But for most people, it's not always possible to attend a brick and mortar college or university, or go to conferences, whether that is due to poor grades, work commitments, distance or financial constraints.
Online classes offer a valid and accessible alternative.
There are several benefits to taking an online course.
- You can take them at your own pace.
- You can take them from home using a PC or laptop.
- They are often cheaper than attending a college or university.
- You can tailor your education pathway.
- You can often get financial help from employers.
- Because these courses are so short you will see an immediate boost to your promotion opportunities once completed.
- You can dip your toe into a subject and if you don't like it, you won't have lost a lot of time or money.
- There are now many top Universities offering short classes online and the costs of taking them are coming down all the time.
A Change in the Way We View Education
Education has always been important. The advent of the printing press in the 16th century saw an explosion in education which resulted in the establishment of Universities during the Renaissance period.
The advent of the internet has seen another exponential explosion, this time in online education. At first, the emphasis was on traditional distance learning with universities offering diplomas and degrees.
Time has seen a shift in emphasis with many companies now offering short classes and certificates at much reduced costs.

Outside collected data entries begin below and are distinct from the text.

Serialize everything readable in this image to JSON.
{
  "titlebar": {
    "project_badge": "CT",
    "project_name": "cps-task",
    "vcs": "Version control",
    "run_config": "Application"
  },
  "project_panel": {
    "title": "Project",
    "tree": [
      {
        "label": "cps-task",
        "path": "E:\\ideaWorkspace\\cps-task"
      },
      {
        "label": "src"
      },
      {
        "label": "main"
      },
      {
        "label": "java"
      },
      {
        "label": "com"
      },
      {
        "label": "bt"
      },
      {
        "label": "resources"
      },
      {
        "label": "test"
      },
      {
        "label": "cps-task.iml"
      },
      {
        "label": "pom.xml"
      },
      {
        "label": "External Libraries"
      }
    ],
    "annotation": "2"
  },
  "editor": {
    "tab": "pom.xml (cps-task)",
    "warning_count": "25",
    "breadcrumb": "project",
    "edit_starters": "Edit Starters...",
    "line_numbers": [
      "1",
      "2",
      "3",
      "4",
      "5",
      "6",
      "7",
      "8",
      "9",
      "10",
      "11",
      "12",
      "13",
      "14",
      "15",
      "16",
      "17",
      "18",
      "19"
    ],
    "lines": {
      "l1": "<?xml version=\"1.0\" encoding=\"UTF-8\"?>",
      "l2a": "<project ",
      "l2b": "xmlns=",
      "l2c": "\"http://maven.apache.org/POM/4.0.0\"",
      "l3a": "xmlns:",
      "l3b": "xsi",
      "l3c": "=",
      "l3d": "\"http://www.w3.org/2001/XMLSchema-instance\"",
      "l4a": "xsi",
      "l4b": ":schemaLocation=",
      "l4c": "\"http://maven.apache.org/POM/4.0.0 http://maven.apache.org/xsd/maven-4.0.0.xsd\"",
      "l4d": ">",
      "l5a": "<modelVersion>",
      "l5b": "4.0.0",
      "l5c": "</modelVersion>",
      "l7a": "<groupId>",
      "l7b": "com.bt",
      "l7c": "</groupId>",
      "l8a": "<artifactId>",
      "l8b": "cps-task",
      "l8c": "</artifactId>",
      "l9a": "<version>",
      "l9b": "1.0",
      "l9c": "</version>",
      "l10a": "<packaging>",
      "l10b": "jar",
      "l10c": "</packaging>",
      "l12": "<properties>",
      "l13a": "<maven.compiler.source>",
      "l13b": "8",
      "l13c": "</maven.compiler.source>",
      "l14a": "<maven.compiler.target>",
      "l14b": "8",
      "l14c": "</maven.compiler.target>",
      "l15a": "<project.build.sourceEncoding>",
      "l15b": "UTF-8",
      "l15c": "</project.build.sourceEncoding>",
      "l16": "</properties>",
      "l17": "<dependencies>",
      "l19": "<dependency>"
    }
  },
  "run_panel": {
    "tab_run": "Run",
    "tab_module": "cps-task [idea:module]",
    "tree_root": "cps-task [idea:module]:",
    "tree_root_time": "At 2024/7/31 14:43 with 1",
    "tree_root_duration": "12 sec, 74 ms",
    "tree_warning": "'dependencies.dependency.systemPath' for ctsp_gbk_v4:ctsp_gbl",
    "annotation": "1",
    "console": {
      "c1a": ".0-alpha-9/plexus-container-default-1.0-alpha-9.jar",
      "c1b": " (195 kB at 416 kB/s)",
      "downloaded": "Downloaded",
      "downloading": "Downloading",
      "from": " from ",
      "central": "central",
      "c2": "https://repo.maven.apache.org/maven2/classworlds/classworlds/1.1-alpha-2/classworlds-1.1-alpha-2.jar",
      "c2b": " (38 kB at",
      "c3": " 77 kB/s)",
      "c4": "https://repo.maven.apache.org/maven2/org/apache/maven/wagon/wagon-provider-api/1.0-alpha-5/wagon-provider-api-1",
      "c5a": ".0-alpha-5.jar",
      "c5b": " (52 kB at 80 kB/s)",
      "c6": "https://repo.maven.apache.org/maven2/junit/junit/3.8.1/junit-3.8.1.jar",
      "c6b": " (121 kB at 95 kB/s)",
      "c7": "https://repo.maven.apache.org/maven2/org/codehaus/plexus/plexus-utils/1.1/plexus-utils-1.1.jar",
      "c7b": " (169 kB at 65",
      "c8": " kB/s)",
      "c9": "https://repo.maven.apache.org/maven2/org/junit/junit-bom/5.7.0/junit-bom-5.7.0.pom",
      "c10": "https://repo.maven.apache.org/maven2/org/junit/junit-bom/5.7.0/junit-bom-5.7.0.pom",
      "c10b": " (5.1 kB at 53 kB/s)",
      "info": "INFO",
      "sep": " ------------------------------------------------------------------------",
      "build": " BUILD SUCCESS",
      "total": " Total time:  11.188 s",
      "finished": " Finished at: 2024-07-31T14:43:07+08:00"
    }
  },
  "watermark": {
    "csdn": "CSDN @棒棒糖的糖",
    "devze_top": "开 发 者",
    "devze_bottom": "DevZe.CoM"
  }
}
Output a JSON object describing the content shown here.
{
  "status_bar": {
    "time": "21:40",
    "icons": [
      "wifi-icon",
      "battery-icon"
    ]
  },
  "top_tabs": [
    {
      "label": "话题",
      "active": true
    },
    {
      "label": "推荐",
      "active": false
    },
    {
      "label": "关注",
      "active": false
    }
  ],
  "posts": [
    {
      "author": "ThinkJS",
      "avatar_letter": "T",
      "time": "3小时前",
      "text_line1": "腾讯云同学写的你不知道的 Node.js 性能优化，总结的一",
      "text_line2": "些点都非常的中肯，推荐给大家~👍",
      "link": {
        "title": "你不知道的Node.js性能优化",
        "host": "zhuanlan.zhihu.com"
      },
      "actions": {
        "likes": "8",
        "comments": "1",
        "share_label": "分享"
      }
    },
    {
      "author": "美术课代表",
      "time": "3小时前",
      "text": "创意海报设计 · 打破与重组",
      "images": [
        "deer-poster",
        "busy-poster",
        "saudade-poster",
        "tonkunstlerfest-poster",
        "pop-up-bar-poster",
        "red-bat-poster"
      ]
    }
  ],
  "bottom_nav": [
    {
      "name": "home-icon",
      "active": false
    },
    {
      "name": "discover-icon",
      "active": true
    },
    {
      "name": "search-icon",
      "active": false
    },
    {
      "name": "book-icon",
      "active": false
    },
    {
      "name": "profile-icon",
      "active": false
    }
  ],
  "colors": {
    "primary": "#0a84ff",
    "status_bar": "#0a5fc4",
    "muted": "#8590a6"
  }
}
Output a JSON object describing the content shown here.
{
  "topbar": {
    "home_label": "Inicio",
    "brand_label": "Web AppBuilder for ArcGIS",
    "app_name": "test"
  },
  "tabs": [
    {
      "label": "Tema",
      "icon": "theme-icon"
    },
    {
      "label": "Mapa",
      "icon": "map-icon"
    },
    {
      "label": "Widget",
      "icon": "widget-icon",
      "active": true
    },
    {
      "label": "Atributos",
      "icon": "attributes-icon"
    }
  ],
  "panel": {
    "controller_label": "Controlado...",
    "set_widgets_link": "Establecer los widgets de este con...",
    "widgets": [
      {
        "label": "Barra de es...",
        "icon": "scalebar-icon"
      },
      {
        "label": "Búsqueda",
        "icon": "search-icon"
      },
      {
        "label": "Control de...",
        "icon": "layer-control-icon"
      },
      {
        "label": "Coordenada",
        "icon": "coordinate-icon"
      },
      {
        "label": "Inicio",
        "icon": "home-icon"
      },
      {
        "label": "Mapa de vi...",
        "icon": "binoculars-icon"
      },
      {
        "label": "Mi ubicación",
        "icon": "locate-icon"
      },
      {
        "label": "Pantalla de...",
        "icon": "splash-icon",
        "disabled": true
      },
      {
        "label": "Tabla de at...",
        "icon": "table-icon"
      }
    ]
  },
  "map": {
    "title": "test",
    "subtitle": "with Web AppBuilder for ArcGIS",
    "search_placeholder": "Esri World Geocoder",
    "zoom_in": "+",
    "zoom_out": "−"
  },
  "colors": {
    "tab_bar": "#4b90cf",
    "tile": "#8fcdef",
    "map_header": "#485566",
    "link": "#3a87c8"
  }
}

Udemy, one of the more popular providers boasts over 100,000 offerings.
With access to so much information, there has never been a better time to be a Polymath.
What is a Polymath?
A Polymath is an individual who is a dedicated learner, notable by their mastery of two or more disciplines and expertise in many more.
When we think of Polymaths, we tend to think of Leonardo da Vinci and his Renaissance contemporaries. The original Renaissance men.
The Polymath ideal of a universal education, popular during and after the Renaissance period has been superseded by the specializations required in many modern fields of endeavor, especially in Academia.
The Polymath is distinguished from the specialist by having a broader knowledge base usually covering unrelated specialities. In essence, a Polymath only goes deep enough to gain an expert understanding of a subject.
For example, a Polymath might have mastery in Physics and Maths, but may also be considered to have an expert command of languages, art or philosophy.
The specialist goes deep, mastering his chosen field of expertise with little or no detour into any other areas. For example, a Physicist who studies quantum theory may never study any other field other than their one speciality.
“A Polymath is a person of wide and varied learning? “— Oxford English Dictionary
How to Become a Polymath
Specialist's will always have a place in society. We need them. But we also need Polymaths, people who can move between disciplines and see the patterns that others can't.
To be considered a Polymath, aim to master at least two subjects and become an expert in two or three more. The more varied the disciplines the better.
In the Renaissance period, a gentleman was not considered to be fully rounded unless they could discourse on multiple topics: theology, philosophy, science and the arts.
They were expected to be able to write eloquently, both in prose and poetry and to speak several languages with ease and to be physically fit.
Fencing became hugely popular during this period as it was seen as a required skill for a gentleman. Hence the popularity of fencing academy's during the 16th, 17th and 18th Centuries. (Wikipedia)
Taking multiple short classes, can provide a deep understanding of a subject allowing you to become an expert, without the need to specialize.
In this as in many other endeavours the Paretto principle comes to the front. The 80/20 rule is in full effect when considering learning any subject. 80% of all your knowledge on a subject comes from 20% of the subject matter.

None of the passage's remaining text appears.